Na réplica, os autores defendem a improcedência das excepções invocadas e bem assim como do pedido reconvencional formulado pelos réus.
No despacho saneador, não foi admitida a reconvenção, no que respeita ao pedido indemnizatório deduzido pela ré mulher, julgando-se, outrossim, improcedente a excepção do caso julgado.
A sentença julgou a acção, improcedente por não provada, e, em consequência, absolveu os réus do pedido de extinção, por desnecessidade, do direito de passagem de que o prédio urbano destes, com a inscrição matricial sob o artigo 800º, beneficia, sobre o prédio urbano dos autores, com a inscrição matricial sob o artigo 1098º, ambos da freguesia de S. João do Campo, e a reconvenção, na parte em que, processualmente, foi admitida, procedente por provada, e, em consequência, condenou os autores a reconhecer e respeitar esse direito de servidão de passagem dos réus, em que aqueles foram condenados, na acção ordinária nº 2915/04.8TJCBR, devendo os autores, em definitivo, abster-se de, por qualquer meio, perturbar, obstruir ou dificultar o normal exercício do direito de servidão do referido prédio, por parte dos réus.
Desta sentença, os autores interpuseram recurso de apelação, onde sustentam a sua revogação, com a consequente declaração de extinção da servidão que onera o seu prédio, a favor do prédio dos réus, terminando as suas alegações com as seguintes conclusões:
1ª – A decisão recorrida estriba o argumento de que se não provou a desnecessidade da serventia em causa nos presentes autos, essencialmente, na resposta dada a três pontos da matéria de facto, a saber: que os réus possuem direito de passagem de pé e automóvel sobre o prédio dos autores para o seu prédio; que o acesso alternativo à serventia e directamente confinante com a estrada se situa a cerca de 20/30 m de uma curva que não permite ver a aproximação de uma viatura; que tal entrada não dá acesso à garagem onde os réus guardam o carro.
2ª - Não se conformam, antes de mais, os recorrentes, com a resposta dada aos quesitos 13° e 14° da base instrutória.
3ª - Efectivamente, no que diz respeito à invocada falta de visibilidade do acesso alternativo à serventia (quesito 13°), é o documento ora junto sob doc. n° 1, ao abrigo do disposto no art. 706°, n° 1 e 524°, n° 2 do CPC, que vem impor decisão de facto diferente da vertida na douta sentença, porquanto, desde o passado dia 17 de Janeiro de 2007, já em momento posterior ao encerramento da discussão sobre a matéria de facto, a via em causa passou a ser via de sentido único Nascente/Poente.

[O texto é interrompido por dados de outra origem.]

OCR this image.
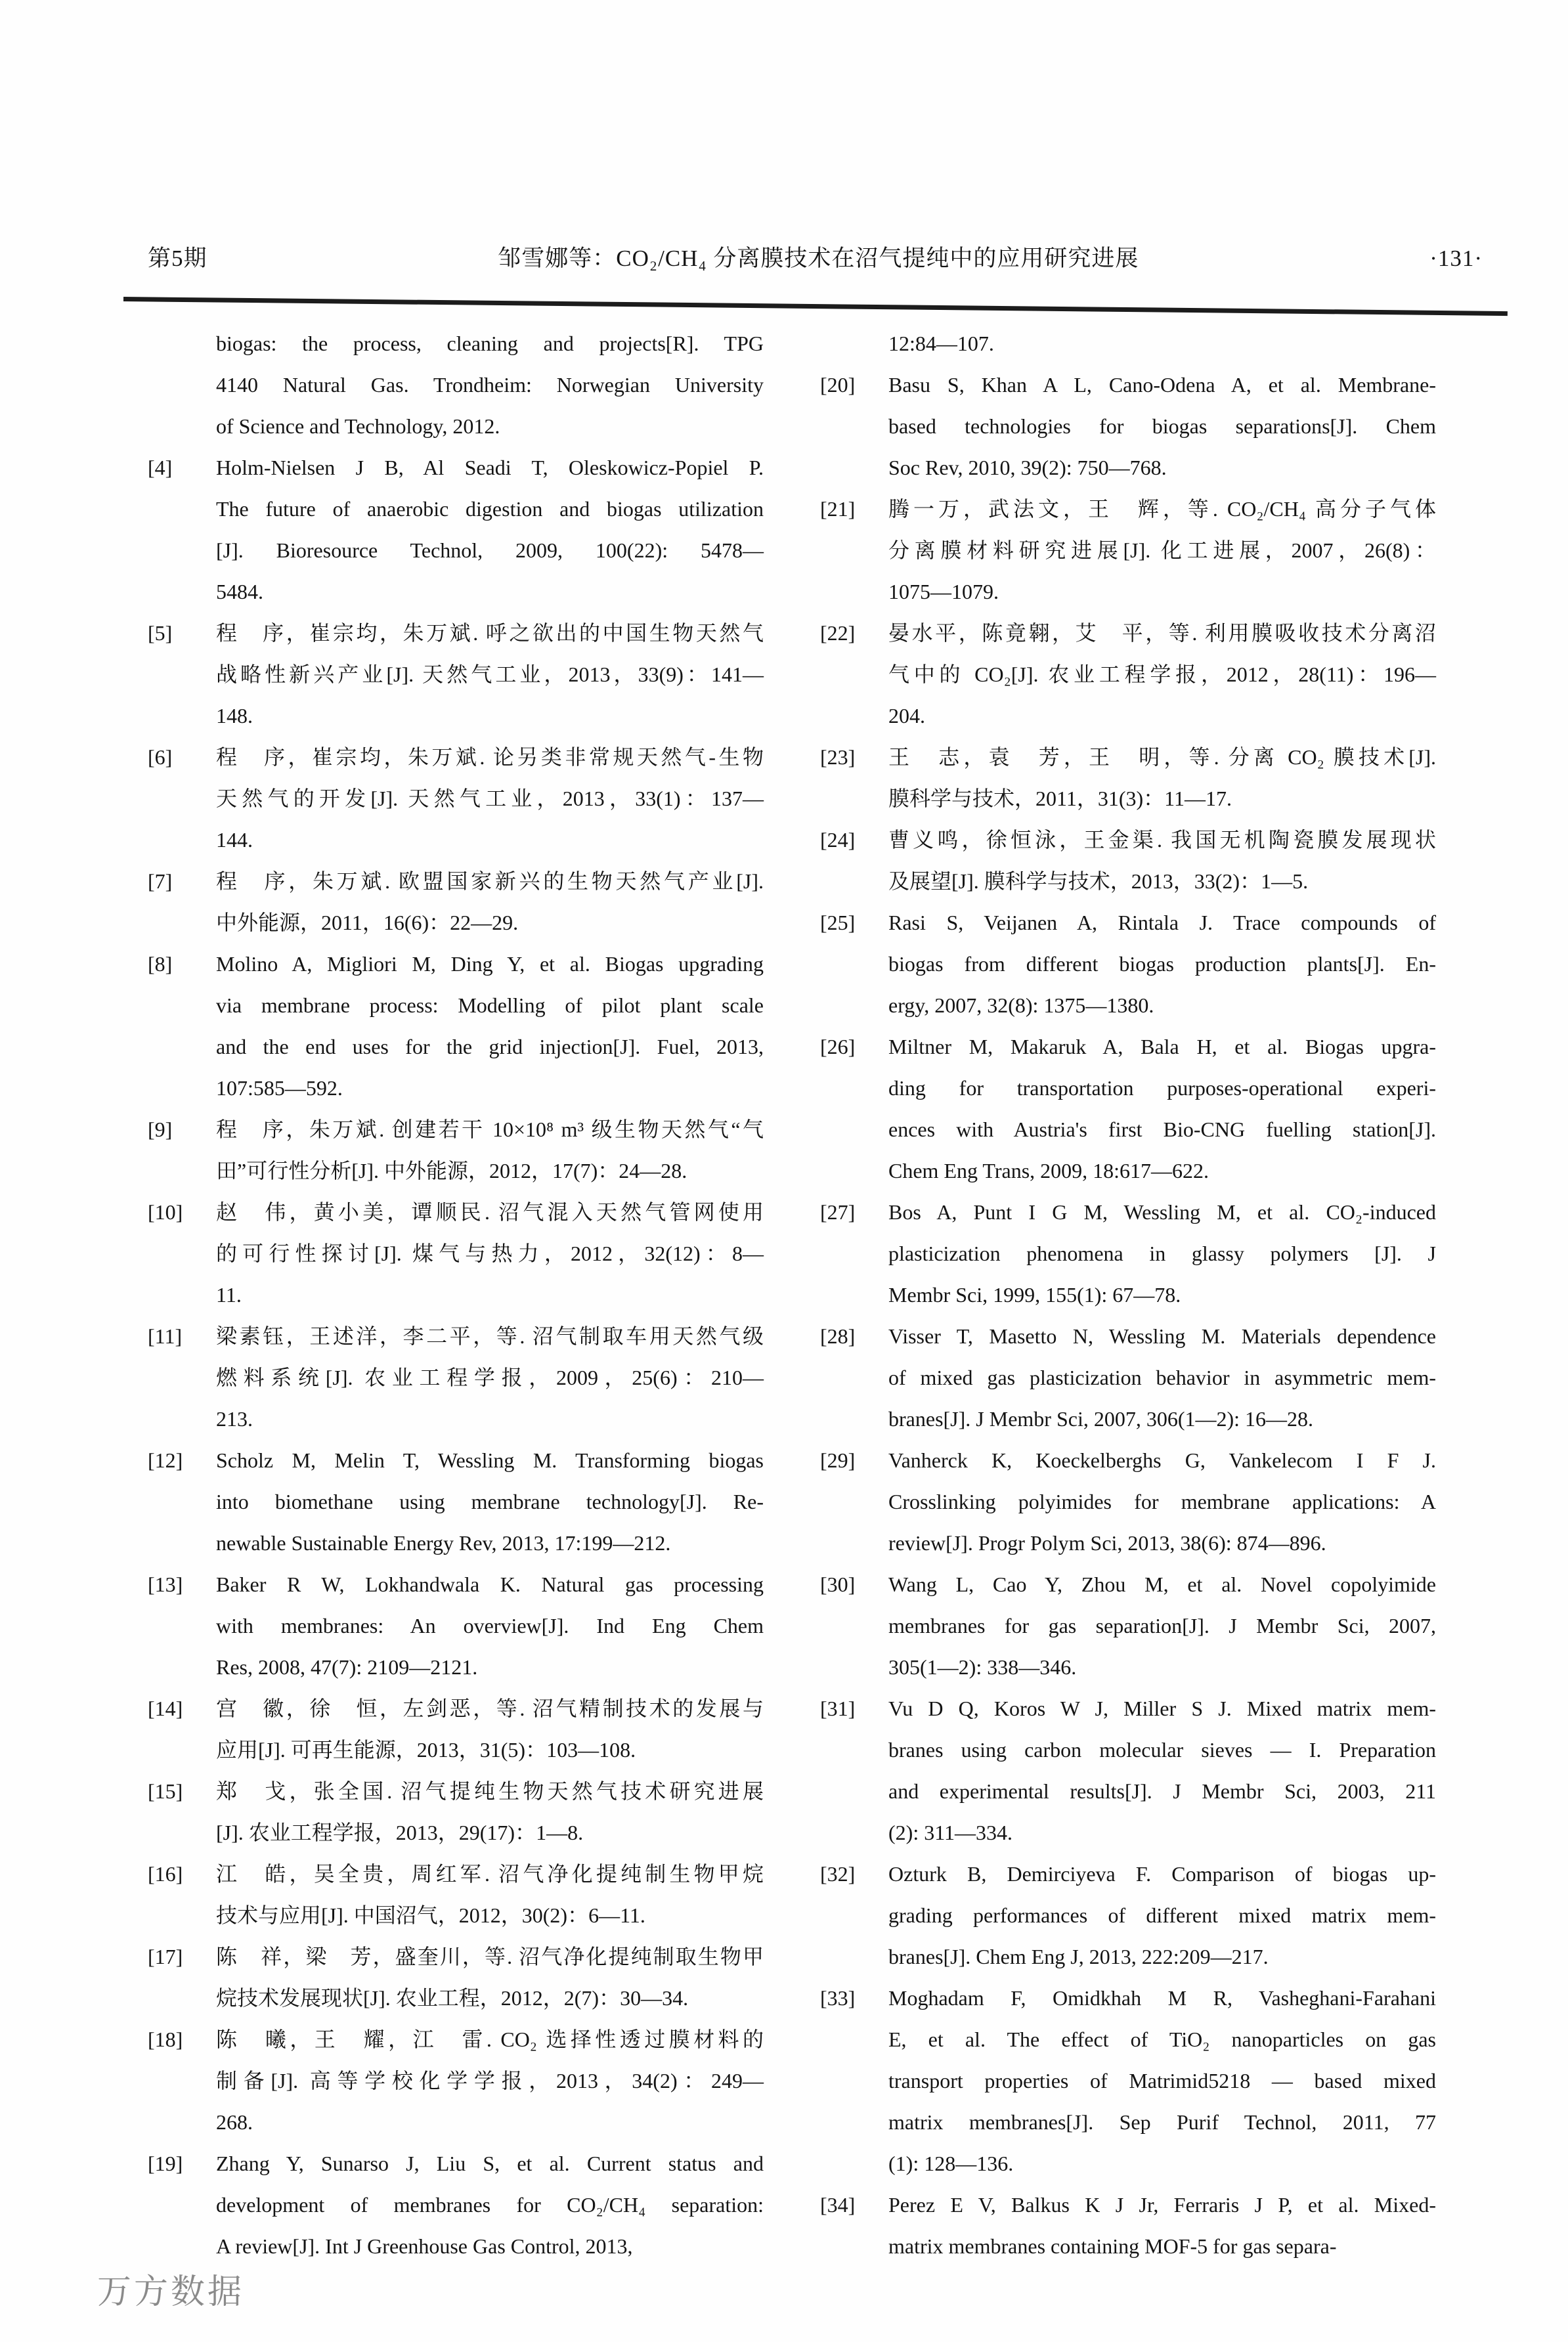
第5期	邹雪娜等：CO₂/CH₄ 分离膜技术在沼气提纯中的应用研究进展	·131·
biogas: the process, cleaning and projects[R]. TPG
4140 Natural Gas. Trondheim: Norwegian University
of Science and Technology, 2012.
[4]	Holm-Nielsen J B, Al Seadi T, Oleskowicz-Popiel P.
The future of anaerobic digestion and biogas utilization
[J]. Bioresource Technol, 2009, 100(22): 5478—
5484.
[5]	程　序，崔宗均，朱万斌. 呼之欲出的中国生物天然气
战略性新兴产业[J]. 天然气工业，2013，33(9)：141—
148.
[6]	程　序，崔宗均，朱万斌. 论另类非常规天然气-生物
天然气的开发[J]. 天然气工业，2013，33(1)：137—
144.
[7]	程　序，朱万斌. 欧盟国家新兴的生物天然气产业[J].
中外能源，2011，16(6)：22—29.
[8]	Molino A, Migliori M, Ding Y, et al. Biogas upgrading
via membrane process: Modelling of pilot plant scale
and the end uses for the grid injection[J]. Fuel, 2013,
107:585—592.
[9]	程　序，朱万斌. 创建若干 10×10⁸ m³ 级生物天然气“气
田”可行性分析[J]. 中外能源，2012，17(7)：24—28.
[10]	赵　伟，黄小美，谭顺民. 沼气混入天然气管网使用
的可行性探讨[J]. 煤气与热力，2012，32(12)：8—
11.
[11]	梁素钰，王述洋，李二平，等. 沼气制取车用天然气级
燃料系统[J]. 农业工程学报，2009，25(6)：210—
213.
[12]	Scholz M, Melin T, Wessling M. Transforming biogas
into biomethane using membrane technology[J]. Re-
newable Sustainable Energy Rev, 2013, 17:199—212.
[13]	Baker R W, Lokhandwala K. Natural gas processing
with membranes: An overview[J]. Ind Eng Chem
Res, 2008, 47(7): 2109—2121.
[14]	宫　徽，徐　恒，左剑恶，等. 沼气精制技术的发展与
应用[J]. 可再生能源，2013，31(5)：103—108.
[15]	郑　戈，张全国. 沼气提纯生物天然气技术研究进展
[J]. 农业工程学报，2013，29(17)：1—8.
[16]	江　皓，吴全贵，周红军. 沼气净化提纯制生物甲烷
技术与应用[J]. 中国沼气，2012，30(2)：6—11.
[17]	陈　祥，梁　芳，盛奎川，等. 沼气净化提纯制取生物甲
烷技术发展现状[J]. 农业工程，2012，2(7)：30—34.
[18]	陈　曦，王　耀，江　雷. CO₂ 选择性透过膜材料的
制备[J]. 高等学校化学学报，2013，34(2)：249—
268.
[19]	Zhang Y, Sunarso J, Liu S, et al. Current status and
development of membranes for CO₂/CH₄ separation:
A review[J]. Int J Greenhouse Gas Control, 2013,
12:84—107.
[20]	Basu S, Khan A L, Cano-Odena A, et al. Membrane-
based technologies for biogas separations[J]. Chem
Soc Rev, 2010, 39(2): 750—768.
[21]	腾一万，武法文，王　辉，等. CO₂/CH₄ 高分子气体
分离膜材料研究进展[J]. 化工进展，2007，26(8)：
1075—1079.
[22]	晏水平，陈竟翱，艾　平，等. 利用膜吸收技术分离沼
气中的 CO₂[J]. 农业工程学报，2012，28(11)：196—
204.
[23]	王　志，袁　芳，王　明，等. 分离 CO₂ 膜技术[J].
膜科学与技术，2011，31(3)：11—17.
[24]	曹义鸣，徐恒泳，王金渠. 我国无机陶瓷膜发展现状
及展望[J]. 膜科学与技术，2013，33(2)：1—5.
[25]	Rasi S, Veijanen A, Rintala J. Trace compounds of
biogas from different biogas production plants[J]. En-
ergy, 2007, 32(8): 1375—1380.
[26]	Miltner M, Makaruk A, Bala H, et al. Biogas upgra-
ding for transportation purposes-operational experi-
ences with Austria's first Bio-CNG fuelling station[J].
Chem Eng Trans, 2009, 18:617—622.
[27]	Bos A, Punt I G M, Wessling M, et al. CO₂-induced
plasticization phenomena in glassy polymers [J]. J
Membr Sci, 1999, 155(1): 67—78.
[28]	Visser T, Masetto N, Wessling M. Materials dependence
of mixed gas plasticization behavior in asymmetric mem-
branes[J]. J Membr Sci, 2007, 306(1—2): 16—28.
[29]	Vanherck K, Koeckelberghs G, Vankelecom I F J.
Crosslinking polyimides for membrane applications: A
review[J]. Progr Polym Sci, 2013, 38(6): 874—896.
[30]	Wang L, Cao Y, Zhou M, et al. Novel copolyimide
membranes for gas separation[J]. J Membr Sci, 2007,
305(1—2): 338—346.
[31]	Vu D Q, Koros W J, Miller S J. Mixed matrix mem-
branes using carbon molecular sieves — I. Preparation
and experimental results[J]. J Membr Sci, 2003, 211
(2): 311—334.
[32]	Ozturk B, Demirciyeva F. Comparison of biogas up-
grading performances of different mixed matrix mem-
branes[J]. Chem Eng J, 2013, 222:209—217.
[33]	Moghadam F, Omidkhah M R, Vasheghani-Farahani
E, et al. The effect of TiO₂ nanoparticles on gas
transport properties of Matrimid5218 — based mixed
matrix membranes[J]. Sep Purif Technol, 2011, 77
(1): 128—136.
[34]	Perez E V, Balkus K J Jr, Ferraris J P, et al. Mixed-
matrix membranes containing MOF-5 for gas separa-
万方数据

4ª - Em resultado da superveniência de tal facto, a resposta ao quesito 13° da base instrutória sempre terá que ser "não provado", uma vez que deixaram de circular na via em questão quaisquer veículos que eventualmente os réus pudessem ter dificuldade em visualizar desde o seu acesso nascente.
5ª - Já no que concerne ao facto, dado como provado, de que a entrada pelo acesso situado a nascente do prédio não permite a utilização da garagem, mal andou o Mmo Juiz a quo, em face da prova produzida em audiência de discussão e julgamento, em se limitar a dar o quesito 14° da base instrutória como provado, sem cuidar de especificar que, além da que confina directamente com a serventia, existe outra garagem no terreno dominante, a qual é susceptível de acesso através do portão situado a nascente do prédio e onde são guardados veículos automóveis, como resultou do depoimento conjugado das testemunhas Alfredo Duarte Cotrim Sá e Diogo Ferreira Pratas, respectivamente genro e filho dos réus, e da própria inspecção ao local.
6ª - Em consequência da relevância que na sentença recorrida foi atribuída à
possibilidade de utilização pelos réus de uma das suas garagens, efectuaram os autores requerimento à Câmara Municipal de Coimbra no sentido de apurar da legalidade das operações urbanísticas operadas pelos réus no seu prédio, tendo apurado que os anexos existentes no prédio dos réus não só não se encontram licenciados como foram mesmo objecto de processo de contra-ordenação e embargo camarário, situação que se mantém por regularizar até à presente data (cfr. doc. n° 1, já junto).
7ª - Nos termos do disposto no art. 1569°, n° 2 do Código Civil, é facultada ao proprietário do prédio serviente a faculdade de requerer a extinção da servidão desde que esta se mostre desnecessária ao prédio dominante.
8ª - Tal desnecessidade deverá ser aferida objectivamente, por referência ao prédio dominante, e não aos interesses subjectivos dos seus proprietários, nunca perdendo de vista o necessário juízo de proporcionalidade entre os interesses a restringir.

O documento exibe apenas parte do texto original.